Espagne : une amnistie pour les séparatistes ?
Les négociations de coalition entre le PSOE du Premier ministre intérimaire, Pedro Sánchez, et les partis séparatistes catalans ERC et Junts semblent être en passe d'aboutir : ils se seraient entendus ce week-end sur une loi d'amnistie et une remise de dettes pour la Catalogne. L'alliance de gauche Sumar intégrerait aussi la coalition. La question de l'amnistie, notamment, divise les éditorialistes.
Une bonne base pour l'avenir
La Vanguardia fait part de sa satisfaction :
«La loi d'amnistie, qui sera certainement présentée lundi au Parlement, ainsi que le contenu du pacte conclu entre le PSOE et Junts, permettront de tourner la page et d'envisager un avenir dans un esprit de respect mutuel. La Constitution se trouve renforcée par l'accord, tandis que les séparatistes n'ont pas à renoncer à leurs velléités d'indépendance. Si quelqu'un a une meilleure proposition, qu'il la présente. Les graves difficultés qui avaient empêché de parvenir à un accord jeudi dernier semblent avoir été surmontées samedi. ... L'entrée en fonction du nouveau gouvernement pourrait ainsi avoir lieu dès la semaine prochaine.»
Désastreux pour l'Etat de droit
Dans El País, la constitutionnaliste Ana Carmona Contreras critique le projet d'amnistie :
«Il faudrait qu'une opération de ce type bénéficie d'un consensus politique mais aussi social. ... Ce serait la seule façon d'apporter une légitimité à l'objectif envisagé - la survie de la Constitution et la résolution d'un conflit. ... Or ce consensus est absent aujourd'hui. Autre écueil de taille, la réticence du mouvement séparatiste à accepter un cadre constitutionnel pour ses revendications. ... Même si une telle loi était adoptée, ce ne serait qu'avec les voix de la majorité qui appuie Pedro Sánchez. ... Cela serait désastreux pour l'Etat de droit, et saperait fortement le système démocratique instauré par notre Constitution.»
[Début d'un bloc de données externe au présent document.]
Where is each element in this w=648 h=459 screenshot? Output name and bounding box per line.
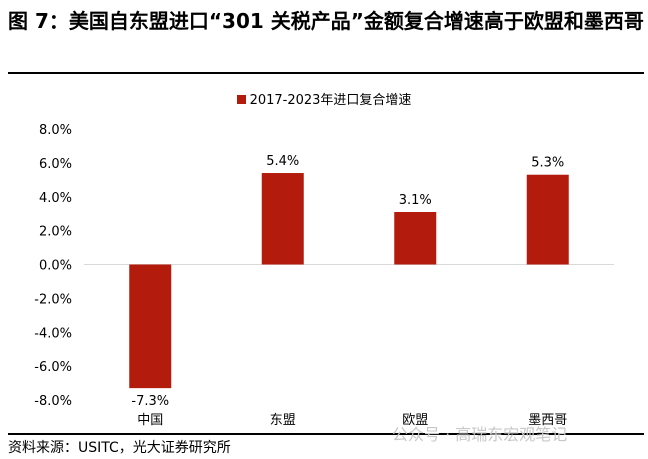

Un revirement qui plombe le pays
Sánchez joue un jeu dangereux, assure Patrick Illinger, correspondant de Süddeutsche Zeitung à Madrid :
«Cette amnistie, plus encore que son coût politique ou financier, sera délétère pour Sánchez en termes de confiance. Avant les élections de juillet, il se disait résolument opposé à l'amnistie de Carles Puigdemont et de ses camarades. En faisant volte-face aujourd'hui, il polarise le pays de façon préoccupante. Les médias conservateurs parlent de corruption ; ses rivaux politiques de 'coup d'Etat' ; la justice annonce qu'elle s'y opposera. ... La question catalane doit assurément être résolue, mais celle-ci ne pourra l'être ni par une déclaration d'indépendance unilatérale comme en 2017, ni par le marchandage que Sánchez s'apprête à conclure.»